Tuesday, May 12, 2015

This Blog Frozen in Carbonite

Then it should be quite well protected!

"After takeover bids fizzle, Carbonite banks on small-business customers" by Curt Woodward

Mohamad Ali, the chief executive of Carbonite and a veteran technology executive, was named to the top job at the Boston-based online data backup company in early December, replacing co-founder David Friend. Just one day earlier, investor J2 Global had offered about $366 million for Carbonite, saying its financial performance in the highly competitive cloud-storage sector had been underwhelming.

That started a long back-and-forth between Carbonite, J2, and other investors interested in acquiring some or all of the business. The share price bumped up and came back down along with the twists and turns of the saga.

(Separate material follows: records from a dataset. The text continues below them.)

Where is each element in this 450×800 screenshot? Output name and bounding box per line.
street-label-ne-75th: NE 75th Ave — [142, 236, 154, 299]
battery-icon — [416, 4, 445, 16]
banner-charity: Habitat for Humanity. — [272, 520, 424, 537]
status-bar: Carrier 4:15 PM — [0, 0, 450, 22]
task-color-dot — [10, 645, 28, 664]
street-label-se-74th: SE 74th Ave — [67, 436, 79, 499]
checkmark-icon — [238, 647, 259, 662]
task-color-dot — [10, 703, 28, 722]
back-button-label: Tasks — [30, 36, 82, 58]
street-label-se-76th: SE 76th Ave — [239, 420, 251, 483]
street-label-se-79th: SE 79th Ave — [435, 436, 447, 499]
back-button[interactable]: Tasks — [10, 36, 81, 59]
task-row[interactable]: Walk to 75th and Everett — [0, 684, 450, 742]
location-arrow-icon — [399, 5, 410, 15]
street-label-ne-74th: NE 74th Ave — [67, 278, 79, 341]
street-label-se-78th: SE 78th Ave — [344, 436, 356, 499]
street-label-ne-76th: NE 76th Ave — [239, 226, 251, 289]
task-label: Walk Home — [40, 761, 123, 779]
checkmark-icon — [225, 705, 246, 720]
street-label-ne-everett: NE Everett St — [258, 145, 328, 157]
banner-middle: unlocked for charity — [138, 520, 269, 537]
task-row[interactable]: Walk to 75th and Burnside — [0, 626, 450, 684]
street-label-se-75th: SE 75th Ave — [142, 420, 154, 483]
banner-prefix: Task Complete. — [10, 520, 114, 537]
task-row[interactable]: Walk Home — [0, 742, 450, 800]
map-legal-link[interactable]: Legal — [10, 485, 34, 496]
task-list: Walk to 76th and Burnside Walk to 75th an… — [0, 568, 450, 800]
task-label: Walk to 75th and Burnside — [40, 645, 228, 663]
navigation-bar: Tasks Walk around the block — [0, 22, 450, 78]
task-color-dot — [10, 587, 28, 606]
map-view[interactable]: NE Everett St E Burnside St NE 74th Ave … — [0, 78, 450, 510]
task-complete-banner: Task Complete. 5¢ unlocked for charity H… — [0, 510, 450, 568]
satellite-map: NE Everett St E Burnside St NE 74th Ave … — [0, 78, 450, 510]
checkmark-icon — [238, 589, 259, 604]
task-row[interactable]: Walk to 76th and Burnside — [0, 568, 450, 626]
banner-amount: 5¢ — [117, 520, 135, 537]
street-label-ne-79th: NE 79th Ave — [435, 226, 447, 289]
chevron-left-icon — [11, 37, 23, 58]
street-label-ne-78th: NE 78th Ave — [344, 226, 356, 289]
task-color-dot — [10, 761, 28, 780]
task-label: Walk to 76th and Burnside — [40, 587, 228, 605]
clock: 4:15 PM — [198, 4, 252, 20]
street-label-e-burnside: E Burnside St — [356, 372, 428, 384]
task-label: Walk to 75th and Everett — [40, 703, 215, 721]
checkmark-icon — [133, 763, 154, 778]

In the end, Carbonite decided to stay independent, confident that its plan to add reams of small and medium-sized businesses as customers of its data-backup service would generate more profits for shareholders than a quick sale.

The Force is with them!

Carbonite says that sales to its small-business customer base are growing well, with agreed-to contracts from small businesses in the first quarter up about 40 percent compared to a year ago.

Carbonite thinks it can thrive in this small-business category for a few reasons. First, Ali said in an interview at Carbonite’s Star Wars-themed headquarters, most commercial data backup suppliers are focused on big contracts at big companies, and their prices reflect it.

At the same time, smaller businesses — Carbonite defines the market as companies with about 300 or fewer employees — are using online marketing tools to become more global, and placing more value on their data about customers, suppliers, and inventory.

Ali said that Carbonite fits into that equation because it’s experienced in selling data backup services to consumers, who want products that are relatively easy to use and lower-priced. A larger competitor, he argues, would have a harder time shrinking its larger, more expensive offerings to meet a small-business market.

Carbonite’s continued earnings reports, of course, will be the ultimate test of this theory. And the company hasn’t been a moneymaker yet: since going public in mid-2011, Carbonite has reported annual losses of $23.5 million, $19 million, $10.6 million, and $9.4 million....


It's alive, and in perfect hibernation.

UPDATE: Hits are stagnant and falling off a cliff. Thank you.